2. Crazy Defender Guy: This is the guy who devotes all his time and energy to defense. He doesn't follow the Dwyane Wades or Kobe Bryants of the league; he follows the Raja Bells and the Bruce Bowens. He knows all their dirty tricks, too, from stepping on your foot before the play starts or grabbing your jersey when you try to run off of a pick. He's relentless and never gives up an open shot, and everybody hates playing against him.

3. Hustle Guy: This guy works hard. He may not be any good, but you can always count on him to play defense and dive for loose balls. He's usually more self-aware than most pickup basketball players, so he doesn't make any mistakes. You won't be upset if he's on your team.

4: Midget Guy: This nickname doesn't have to refer to an actual midget, just someone who's at least a foot shorter than everybody else.
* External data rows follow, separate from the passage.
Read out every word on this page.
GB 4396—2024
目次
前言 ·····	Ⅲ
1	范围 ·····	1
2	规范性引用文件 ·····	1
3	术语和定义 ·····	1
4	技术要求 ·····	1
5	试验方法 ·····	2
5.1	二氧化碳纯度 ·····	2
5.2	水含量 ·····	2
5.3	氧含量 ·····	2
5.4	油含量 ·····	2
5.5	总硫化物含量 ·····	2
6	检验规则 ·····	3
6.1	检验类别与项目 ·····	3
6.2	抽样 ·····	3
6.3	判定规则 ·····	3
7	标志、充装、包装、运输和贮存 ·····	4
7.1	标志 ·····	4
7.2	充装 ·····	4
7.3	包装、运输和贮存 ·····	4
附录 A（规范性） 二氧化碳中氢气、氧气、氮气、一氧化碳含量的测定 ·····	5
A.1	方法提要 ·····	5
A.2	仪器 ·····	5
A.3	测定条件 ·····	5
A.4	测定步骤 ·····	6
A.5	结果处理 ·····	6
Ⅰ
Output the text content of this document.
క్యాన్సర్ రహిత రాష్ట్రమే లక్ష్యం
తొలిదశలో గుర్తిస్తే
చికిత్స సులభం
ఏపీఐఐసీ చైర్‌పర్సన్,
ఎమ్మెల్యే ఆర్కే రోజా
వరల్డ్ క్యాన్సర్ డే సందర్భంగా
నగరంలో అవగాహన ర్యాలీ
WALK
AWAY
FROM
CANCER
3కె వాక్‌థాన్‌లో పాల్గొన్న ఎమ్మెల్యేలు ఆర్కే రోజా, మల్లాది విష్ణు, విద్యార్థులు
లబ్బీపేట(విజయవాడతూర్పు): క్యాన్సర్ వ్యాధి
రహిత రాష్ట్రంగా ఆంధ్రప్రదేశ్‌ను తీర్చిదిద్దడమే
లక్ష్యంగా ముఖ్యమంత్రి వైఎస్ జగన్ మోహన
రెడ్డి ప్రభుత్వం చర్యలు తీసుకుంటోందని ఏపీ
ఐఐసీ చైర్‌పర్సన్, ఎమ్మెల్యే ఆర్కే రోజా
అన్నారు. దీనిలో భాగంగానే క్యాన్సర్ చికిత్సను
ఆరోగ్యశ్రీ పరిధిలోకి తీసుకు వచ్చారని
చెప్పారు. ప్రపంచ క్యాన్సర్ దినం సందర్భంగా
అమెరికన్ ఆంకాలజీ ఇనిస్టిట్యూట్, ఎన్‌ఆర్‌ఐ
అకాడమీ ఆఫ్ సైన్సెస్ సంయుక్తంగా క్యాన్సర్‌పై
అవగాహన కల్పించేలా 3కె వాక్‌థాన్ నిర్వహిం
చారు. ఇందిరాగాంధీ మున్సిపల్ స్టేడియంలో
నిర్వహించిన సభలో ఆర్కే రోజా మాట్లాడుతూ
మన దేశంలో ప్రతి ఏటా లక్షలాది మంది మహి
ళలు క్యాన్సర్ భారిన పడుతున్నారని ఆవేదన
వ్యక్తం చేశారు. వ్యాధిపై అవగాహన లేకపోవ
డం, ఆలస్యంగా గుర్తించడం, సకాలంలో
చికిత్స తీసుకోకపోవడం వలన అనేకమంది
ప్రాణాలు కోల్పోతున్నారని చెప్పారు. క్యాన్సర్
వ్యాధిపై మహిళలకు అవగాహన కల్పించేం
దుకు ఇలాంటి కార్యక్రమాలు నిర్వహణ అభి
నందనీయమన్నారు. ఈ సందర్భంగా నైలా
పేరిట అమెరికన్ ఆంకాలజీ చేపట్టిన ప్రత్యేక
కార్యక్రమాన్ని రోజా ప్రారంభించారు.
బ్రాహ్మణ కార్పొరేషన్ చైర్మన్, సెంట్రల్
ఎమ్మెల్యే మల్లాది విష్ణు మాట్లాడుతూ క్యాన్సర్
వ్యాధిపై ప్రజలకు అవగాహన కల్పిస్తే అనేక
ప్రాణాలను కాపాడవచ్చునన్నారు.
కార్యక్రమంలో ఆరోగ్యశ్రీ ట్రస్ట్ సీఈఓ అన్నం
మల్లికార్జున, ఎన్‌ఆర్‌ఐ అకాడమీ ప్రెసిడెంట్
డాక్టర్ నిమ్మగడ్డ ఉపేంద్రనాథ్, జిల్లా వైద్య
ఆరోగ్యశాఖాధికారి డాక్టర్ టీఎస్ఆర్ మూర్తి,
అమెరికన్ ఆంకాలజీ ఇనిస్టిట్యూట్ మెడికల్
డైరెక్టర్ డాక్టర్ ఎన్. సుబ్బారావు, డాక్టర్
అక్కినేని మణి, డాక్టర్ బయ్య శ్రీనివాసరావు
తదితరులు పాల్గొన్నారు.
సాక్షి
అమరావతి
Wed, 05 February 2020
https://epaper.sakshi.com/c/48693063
5. Tattoo Guy: This is a generic lable that can be used for any guy with a tattoo. However, since tattoos have become increasingly popular -- even among middle-aged white guys -- you might have to add a descriptive modifier. For example, your league might have a "Forearm Tattoo Guy" and an "Upper Back Tattoo Guy."

6. The Girl: Just as Halley's Comet only passes by the Earth every 75 years or so before returning to the mysteries of deep space, a lone female players periodically shows up at my pickup leagues. She might play a session or two before returning to something like volleyball or kickboxing. Of course, if she's reasonably attractive, most guys will go out of their way to learn and remember her name, but in private discussions and game recaps she will still be referred to as "The Girl."

7. Three-Point Shooting Guy: This guy has one specialty: the three-point shot. Chances are, he doesn't have a single meaningful skill beyond that, but, since the three-pointer is worth two points in pickup ball (twice as much as any other shot), Three-point Shooting Guy is considered either dangerous (if he's on the other team) or invaluable (if he's on your team). He has absolutely perfected the art of running around and getting open for the three-pointer, and he'll gun it even if he's five feet or more behind the arc (and he'll usually hit it). Of course, all it takes it a commitment to defense (a rare occurrence in pickup ball) to render this guy ineffective. Once people figure out how to defend him, the Three-point Shooting Guy usually departs to find a league where nobody plays D (and there are plenty of them).

Example Conversation: "So last night I was on a team with Super Mario, Michigan Guy, Hustle Guy, and Backwards Hat Guy. Horrible team. The other team was stacked with Three-point Shooting Guy, Crazy Defender Guy, Fat Shaq, Partial Hand Guy and The Girl. Fortunately, Hustle Guy shut down Three-point Shooting Guy and I was able to shut down Fat Shaq. It was close the whole way, and the game was tied at 20-all when The Girl hit an improbably three-pointer to win the game. Man, I hate playing with Super Mario and Michigan Guy. They suck."